Una mirada diferente a Judas Iscariote.
Recuerdo cuando de niños salíamos juntos a correr por el campo, ah, cómo nos divertíamos, explorábamos los montes, trepábamos árboles y escalábamos montañas; juntos pescábamos a la orilla del lago, cómo nos fiábamos el uno del otro, no había secretos entre nosotros, nos queríamos mucho, platicábamos muy profundo en esas largas tardes de la vida, reíamos, y agradecíamos a Dios el hermoso don de la amistad.
Un día, al paso de varios años, salí a caminar a las afueras del pueblo por entre los huertos, ya iba cayendo la tarde, solitaria y sombría, con la penumbra cerca.
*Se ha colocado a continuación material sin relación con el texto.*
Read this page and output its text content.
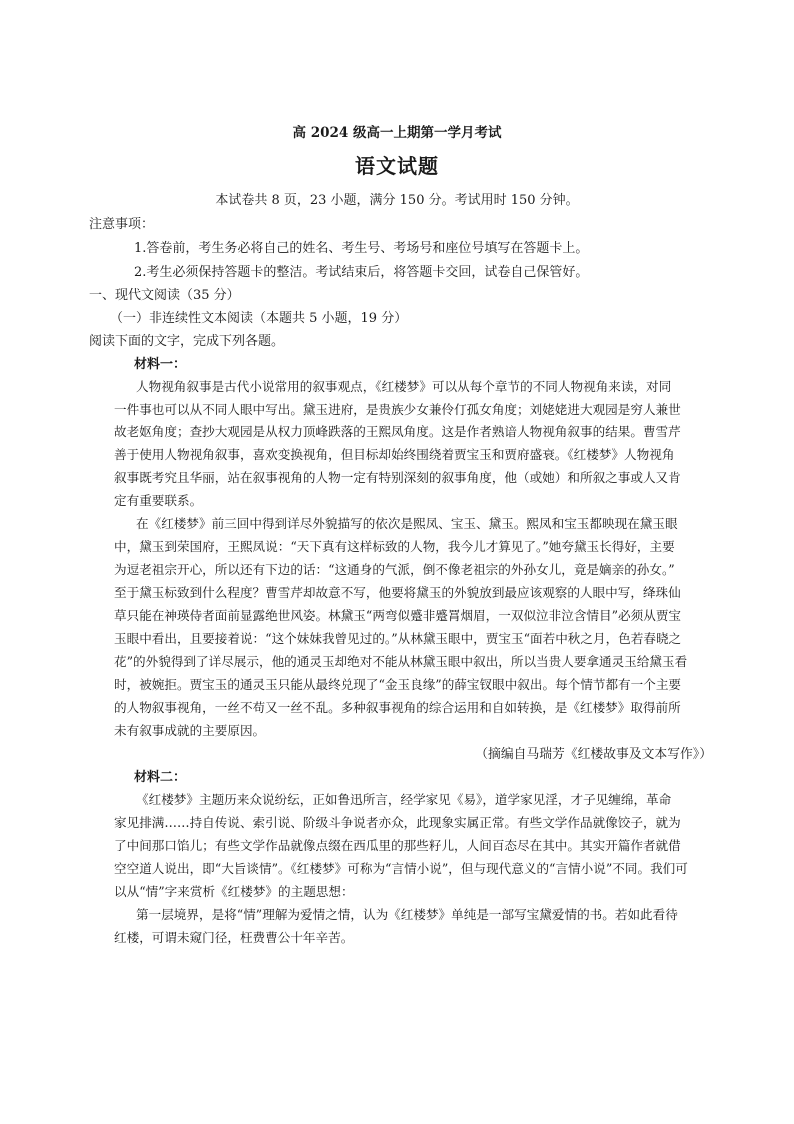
高 2024 级高一上期第一学月考试
语文试题
本试卷共 8 页，23 小题，满分 150 分。考试用时 150 分钟。
注意事项：
1.答卷前，考生务必将自己的姓名、考生号、考场号和座位号填写在答题卡上。
2.考生必须保持答题卡的整洁。考试结束后，将答题卡交回，试卷自己保管好。
一、现代文阅读（35 分）
（一）非连续性文本阅读（本题共 5 小题，19 分）
阅读下面的文字，完成下列各题。
材料一：
人物视角叙事是古代小说常用的叙事观点，《红楼梦》可以从每个章节的不同人物视角来读，对同
一件事也可以从不同人眼中写出。黛玉进府，是贵族少女兼伶仃孤女角度；刘姥姥进大观园是穷人兼世
故老妪角度；查抄大观园是从权力顶峰跌落的王熙凤角度。这是作者熟谙人物视角叙事的结果。曹雪芹
善于使用人物视角叙事，喜欢变换视角，但目标却始终围绕着贾宝玉和贾府盛衰。《红楼梦》人物视角
叙事既考究且华丽，站在叙事视角的人物一定有特别深刻的叙事角度，他（或她）和所叙之事或人又肯
定有重要联系。
在《红楼梦》前三回中得到详尽外貌描写的依次是熙凤、宝玉、黛玉。熙凤和宝玉都映现在黛玉眼
中，黛玉到荣国府，王熙凤说：“天下真有这样标致的人物，我今儿才算见了。”她夸黛玉长得好，主要
为逗老祖宗开心，所以还有下边的话：“这通身的气派，倒不像老祖宗的外孙女儿，竟是嫡亲的孙女。”
至于黛玉标致到什么程度？曹雪芹却故意不写，他要将黛玉的外貌放到最应该观察的人眼中写，绛珠仙
草只能在神瑛侍者面前显露绝世风姿。林黛玉“两弯似蹙非蹙罥烟眉，一双似泣非泣含情目”必须从贾宝
玉眼中看出，且要接着说：“这个妹妹我曾见过的。”从林黛玉眼中，贾宝玉“面若中秋之月，色若春晓之
花”的外貌得到了详尽展示，他的通灵玉却绝对不能从林黛玉眼中叙出，所以当贵人要拿通灵玉给黛玉看
时，被婉拒。贾宝玉的通灵玉只能从最终兑现了“金玉良缘”的薛宝钗眼中叙出。每个情节都有一个主要
的人物叙事视角，一丝不苟又一丝不乱。多种叙事视角的综合运用和自如转换，是《红楼梦》取得前所
未有叙事成就的主要原因。
（摘编自马瑞芳《红楼故事及文本写作》）
材料二：
《红楼梦》主题历来众说纷纭，正如鲁迅所言，经学家见《易》，道学家见淫，才子见缠绵，革命
家见排满……持自传说、索引说、阶级斗争说者亦众，此现象实属正常。有些文学作品就像饺子，就为
了中间那口馅儿；有些文学作品就像点缀在西瓜里的那些籽儿，人间百态尽在其中。其实开篇作者就借
空空道人说出，即“大旨谈情”。《红楼梦》可称为“言情小说”，但与现代意义的“言情小说”不同。我们可
以从“情”字来赏析《红楼梦》的主题思想：
第一层境界，是将“情”理解为爱情之情，认为《红楼梦》单纯是一部写宝黛爱情的书。若如此看待
红楼，可谓未窥门径，枉费曹公十年辛苦。
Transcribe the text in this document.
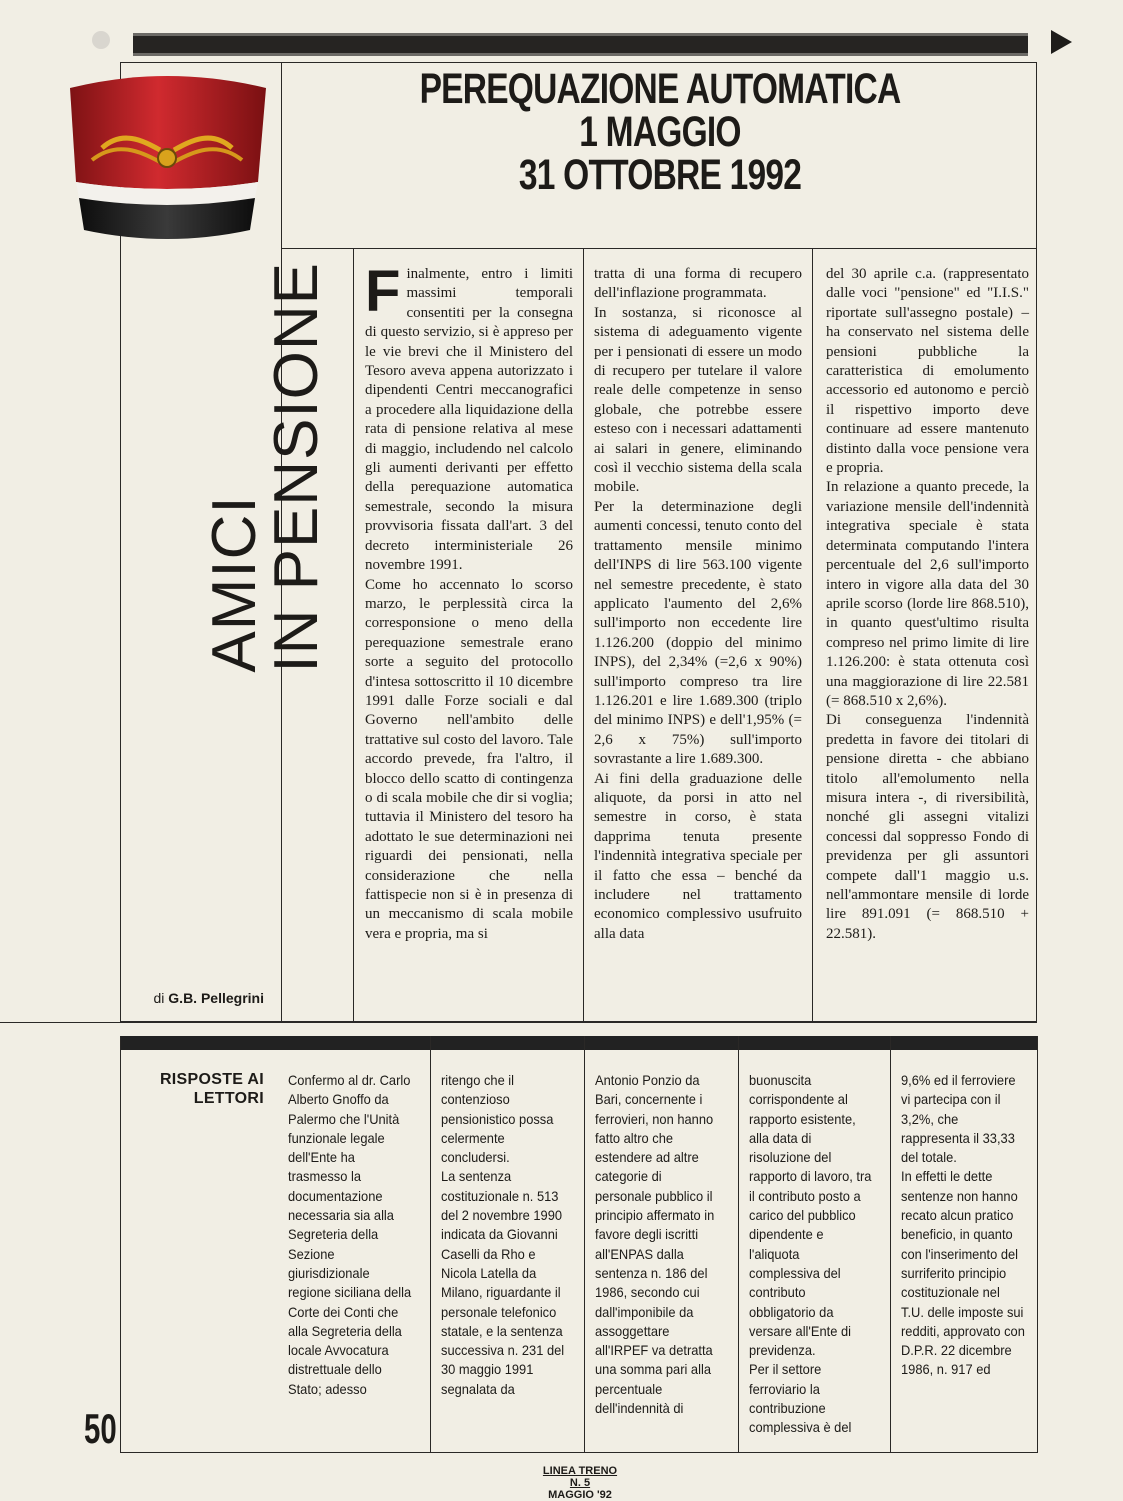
PEREQUAZIONE AUTOMATICA
1 MAGGIO
31 OTTOBRE 1992
AMICI
IN PENSIONE
di G.B. Pellegrini

Finalmente, entro i limiti massimi temporali consentiti per la consegna di questo servizio, si è appreso per le vie brevi che il Ministero del Tesoro aveva appena autorizzato i dipendenti Centri meccanografici a procedere alla liquidazione della rata di pensione relativa al mese di maggio, includendo nel calcolo gli aumenti derivanti per effetto della perequazione automatica semestrale, secondo la misura provvisoria fissata dall'art. 3 del decreto interministeriale 26 novembre 1991.

Come ho accennato lo scorso marzo, le perplessità circa la corresponsione o meno della perequazione semestrale erano sorte a seguito del protocollo d'intesa sottoscritto il 10 dicembre 1991 dalle Forze sociali e dal Governo nell'ambito delle trattative sul costo del lavoro. Tale accordo prevede, fra l'altro, il blocco dello scatto di contingenza o di scala mobile che dir si voglia; tuttavia il Ministero del tesoro ha adottato le sue determinazioni nei riguardi dei pensionati, nella considerazione che nella fattispecie non si è in presenza di un meccanismo di scala mobile vera e propria, ma si

tratta di una forma di recupero dell'inflazione programmata.

In sostanza, si riconosce al sistema di adeguamento vigente per i pensionati di essere un modo di recupero per tutelare il valore reale delle competenze in senso globale, che potrebbe essere esteso con i necessari adattamenti ai salari in genere, eliminando così il vecchio sistema della scala mobile.

Per la determinazione degli aumenti concessi, tenuto conto del trattamento mensile minimo dell'INPS di lire 563.100 vigente nel semestre precedente, è stato applicato l'aumento del 2,6% sull'importo non eccedente lire 1.126.200 (doppio del minimo INPS), del 2,34% (=2,6 x 90%) sull'importo compreso tra lire 1.126.201 e lire 1.689.300 (triplo del minimo INPS) e dell'1,95% (= 2,6 x 75%) sull'importo sovrastante a lire 1.689.300.

Ai fini della graduazione delle aliquote, da porsi in atto nel semestre in corso, è stata dapprima tenuta presente l'indennità integrativa speciale per il fatto che essa – benché da includere nel trattamento economico complessivo usufruito alla data

del 30 aprile c.a. (rappresentato dalle voci "pensione" ed "I.I.S." riportate sull'assegno postale) – ha conservato nel sistema delle pensioni pubbliche la caratteristica di emolumento accessorio ed autonomo e perciò il rispettivo importo deve continuare ad essere mantenuto distinto dalla voce pensione vera e propria.

In relazione a quanto precede, la variazione mensile dell'indennità integrativa speciale è stata determinata computando l'intera percentuale del 2,6 sull'importo intero in vigore alla data del 30 aprile scorso (lorde lire 868.510), in quanto quest'ultimo risulta compreso nel primo limite di lire 1.126.200: è stata ottenuta così una maggiorazione di lire 22.581 (= 868.510 x 2,6%).

Di conseguenza l'indennità predetta in favore dei titolari di pensione diretta - che abbiano titolo all'emolumento nella misura intera -, di riversibilità, nonché gli assegni vitalizi concessi dal soppresso Fondo di previdenza per gli assuntori compete dall'1 maggio u.s. nell'ammontare mensile di lorde lire 891.091 (= 868.510 + 22.581).

RISPOSTE AI
LETTORI

Confermo al dr. Carlo Alberto Gnoffo da Palermo che l'Unità funzionale legale dell'Ente ha trasmesso la documentazione necessaria sia alla Segreteria della Sezione giurisdizionale regione siciliana della Corte dei Conti che alla Segreteria della locale Avvocatura distrettuale dello Stato; adesso

ritengo che il contenzioso pensionistico possa celermente concludersi.

La sentenza costituzionale n. 513 del 2 novembre 1990 indicata da Giovanni Caselli da Rho e Nicola Latella da Milano, riguardante il personale telefonico statale, e la sentenza successiva n. 231 del 30 maggio 1991 segnalata da

Antonio Ponzio da Bari, concernente i ferrovieri, non hanno fatto altro che estendere ad altre categorie di personale pubblico il principio affermato in favore degli iscritti all'ENPAS dalla sentenza n. 186 del 1986, secondo cui dall'imponibile da assoggettare all'IRPEF va detratta una somma pari alla percentuale dell'indennità di

buonuscita corrispondente al rapporto esistente, alla data di risoluzione del rapporto di lavoro, tra il contributo posto a carico del pubblico dipendente e l'aliquota complessiva del contributo obbligatorio da versare all'Ente di previdenza.

Per il settore ferroviario la contribuzione complessiva è del

9,6% ed il ferroviere vi partecipa con il 3,2%, che rappresenta il 33,33 del totale.

In effetti le dette sentenze non hanno recato alcun pratico beneficio, in quanto con l'inserimento del surriferito principio costituzionale nel T.U. delle imposte sui redditi, approvato con D.P.R. 22 dicembre 1986, n. 917 ed

50
LINEA TRENO
N. 5
MAGGIO '92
De repente, algo rompió el silencio que me envolvía, y oí unos pasos que me alarmaron, de súbito llegó la noche, ruidos raros, voces extrañas, me atraparon el miedo y la angustia, presentimientos, gente encapuchada, sospechosa, no supe qué hacer.
Pero luego, al mirar con detalle, una luz apareció, era mi amigo, por quien todo daba, y desapareció el temor, todo estaría bien, con él nada malo pasaría. Pero se acercó, y, no sabría decirlo, era diferente, su semblante, su mirada esquiva, vacía, sus ojos distantes, su beso extraño, su corazón frío, su alma perdida, sin aliento, como muerta y, no viene sólo, alguien camina tras él, viene gente con sogas, armas, palos, odio, rencor, muerte, su sonrisa ya no es la misma, hay muecas hilarantes, ironía, sarcasmo.
Ha dejado de ser él mismo, no lo reconozco ya, es un extraño, un intruso, me jalan, me avientan, me aprehenden, me esposan, me llevan, ¿dónde está él? ¿Ha huido? Ha renunciado a ser mi amigo. Ya no lo tendré más, ya no estará conmigo, pero ¿cómo detenerlo? ¿Cómo amarlo? ¿Cómo perdonarlo? Lo llamo, le grito: ¡Judas! No te vayas… yo seguiré siendo tu amigo.